The others include encouraging all industrialized countries to commit to substantial support for conservation in developing nations and focusing a substantial portion of aid for climate action on “nature-based climate solutions” in the tropics.

Lambert said Canada and other nations who signed on to the UN Convention on Biological Diversity meet every 10 years to assess progress made and not made as well as chart what should be done for the next decade. But the global pandemic sidelined the 2020 event, and it will instead be held in May 2021.

“What Canada decides is influential,” Lambert said. “And I think this is just an area that Canada has overlooked."

Lambert, who started ICFC with her husband Tom Welch, now the CFO, in 2007. said an international biodiversity summit hosted out of New York will be held online on Wednesday, and she heard Prime Minister Justin Trudeau will be making a statement.

“So we're very keen to see if this does include sort of increased assistance for developing countries,” Lambert said.

Canada already does substantial climate finance assistance, she added, that involves climate change mitigation and adaptation to help developing countries.

“And it really makes sense to do a substantial portion of that in nature-based solutions because those are very good for both adaptation and mitigation,” Lambert said. “Decreasing deforestation, allowing degraded ecosystems to recover, all that is really good both for making the environment more resilient for climate change but also lowering carbon emissions and creating negative emissions – taking CO2 out of the air.”

Actions can make a difference, she said.

“It really does, and it's fantastic value,” Lambert said, compared to technological means to remove carbon from the air.

“Tropical deforestation is still happening fairly rapidly but the untold story is that … a lot of the forests that are remaining are degraded. So they take out the most valuable trees, and then they tend to go in and take the next most valuable, and so on. And then they end up burning it, like you see in the Amazon, and using it for cow grazing – really low-value pasture – for a few years, and so on. So you're really losing this valuable resource. But if you allow those degraded forests to recover, that could really counteract a lot of the excess emissions from fossil fuels. We still need to reduce fossil fuel emissions. We still need to decarbonize our economy as quickly as possible, but we have to do this, as well, because we're not doing well on climate change.”

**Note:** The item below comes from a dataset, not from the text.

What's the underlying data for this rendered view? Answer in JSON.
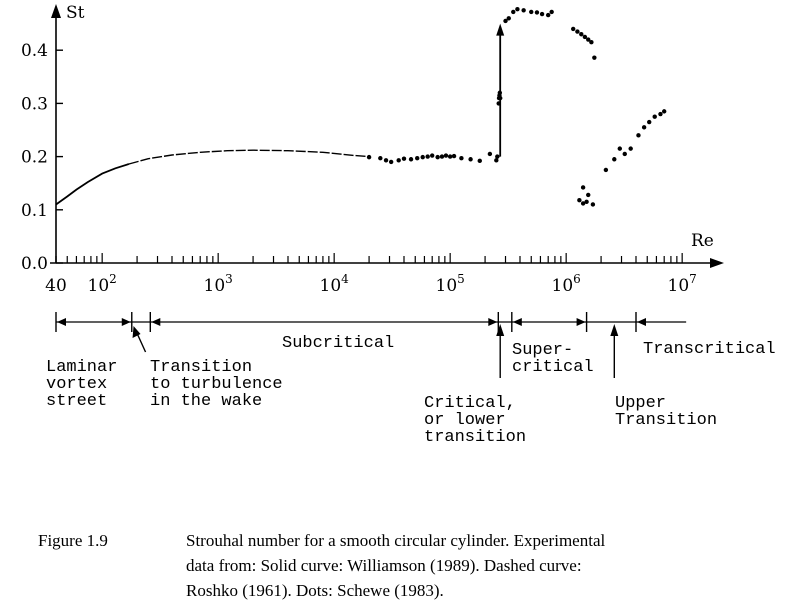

Red knots breed in the Canadian Arctic and congregate in large numbers at wintering areas and migration stop-over sites across the Americas. - Photo by Scott Hecker - Contributed
Red knots breed in the Canadian Arctic and congregate in large numbers at wintering areas and migration stop-over sites across the Americas. - Photo by Scott Hecker - Contributed

And while the tropics may seem a far distance from Canada, the impacts are felt here, as well.

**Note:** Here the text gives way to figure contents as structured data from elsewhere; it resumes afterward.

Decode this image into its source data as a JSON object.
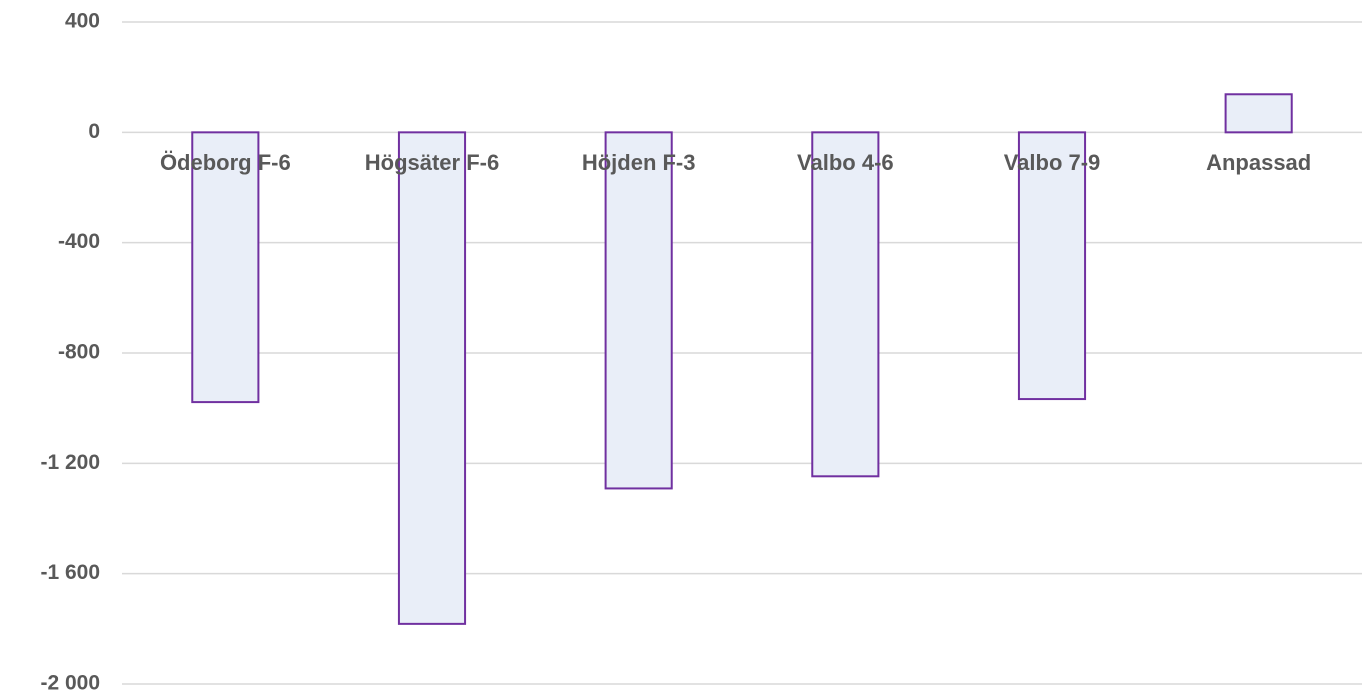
{
  "chart_data": {
    "type": "bar",
    "categories": [
      "Ödeborg F-6",
      "Högsäter F-6",
      "Höjden F-3",
      "Valbo 4-6",
      "Valbo 7-9",
      "Anpassad"
    ],
    "values": [
      -978,
      -1782,
      -1291,
      -1247,
      -967,
      138
    ],
    "color": "#e9eef8",
    "edge_color": "#7030a0",
    "ylim": [
      -2000,
      400
    ],
    "yticks": [
      400,
      0,
      -400,
      -800,
      {
        "value": -1200,
        "label": "-1 200"
      },
      {
        "value": -1600,
        "label": "-1 600"
      },
      {
        "value": -2000,
        "label": "-2 000"
      }
    ],
    "grid": true
  }
}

“We're seeing population declines of our birds that winter in South America, which is resulting from habitat loss there.”

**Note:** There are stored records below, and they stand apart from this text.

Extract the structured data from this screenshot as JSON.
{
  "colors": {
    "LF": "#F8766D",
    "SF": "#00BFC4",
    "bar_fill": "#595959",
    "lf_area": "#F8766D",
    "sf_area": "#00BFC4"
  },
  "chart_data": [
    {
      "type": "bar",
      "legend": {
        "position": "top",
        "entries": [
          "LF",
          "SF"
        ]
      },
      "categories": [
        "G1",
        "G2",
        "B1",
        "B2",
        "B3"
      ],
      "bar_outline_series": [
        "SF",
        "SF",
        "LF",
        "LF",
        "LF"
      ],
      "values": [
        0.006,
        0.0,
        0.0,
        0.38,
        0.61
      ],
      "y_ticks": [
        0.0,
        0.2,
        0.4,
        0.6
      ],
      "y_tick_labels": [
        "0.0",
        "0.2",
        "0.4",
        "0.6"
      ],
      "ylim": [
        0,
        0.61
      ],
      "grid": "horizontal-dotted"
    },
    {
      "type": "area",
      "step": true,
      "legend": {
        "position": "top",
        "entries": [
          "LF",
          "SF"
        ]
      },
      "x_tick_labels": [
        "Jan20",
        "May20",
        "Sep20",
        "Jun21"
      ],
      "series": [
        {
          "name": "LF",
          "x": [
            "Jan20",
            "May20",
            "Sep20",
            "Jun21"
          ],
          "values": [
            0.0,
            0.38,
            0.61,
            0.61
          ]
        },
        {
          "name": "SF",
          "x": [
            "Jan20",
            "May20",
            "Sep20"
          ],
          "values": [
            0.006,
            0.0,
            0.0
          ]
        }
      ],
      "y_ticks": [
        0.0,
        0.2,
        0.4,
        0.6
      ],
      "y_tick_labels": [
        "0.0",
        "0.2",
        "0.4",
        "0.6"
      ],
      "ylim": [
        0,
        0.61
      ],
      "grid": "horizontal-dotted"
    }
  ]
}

We are also seeing the results of the destruction of natural environments in COVID-19, because such destruction brings people and wildlife into contact in a way that increases the risk of zoonotic diseases like the coronavirus, Lambert said. 

“And you look at the cost that's incurred by this pandemic and it's phenomenal. I mean, it's huge, and it's much greater than the annual cost for conservation.

“The solutions are there, we just need to sort of give them a higher priority.”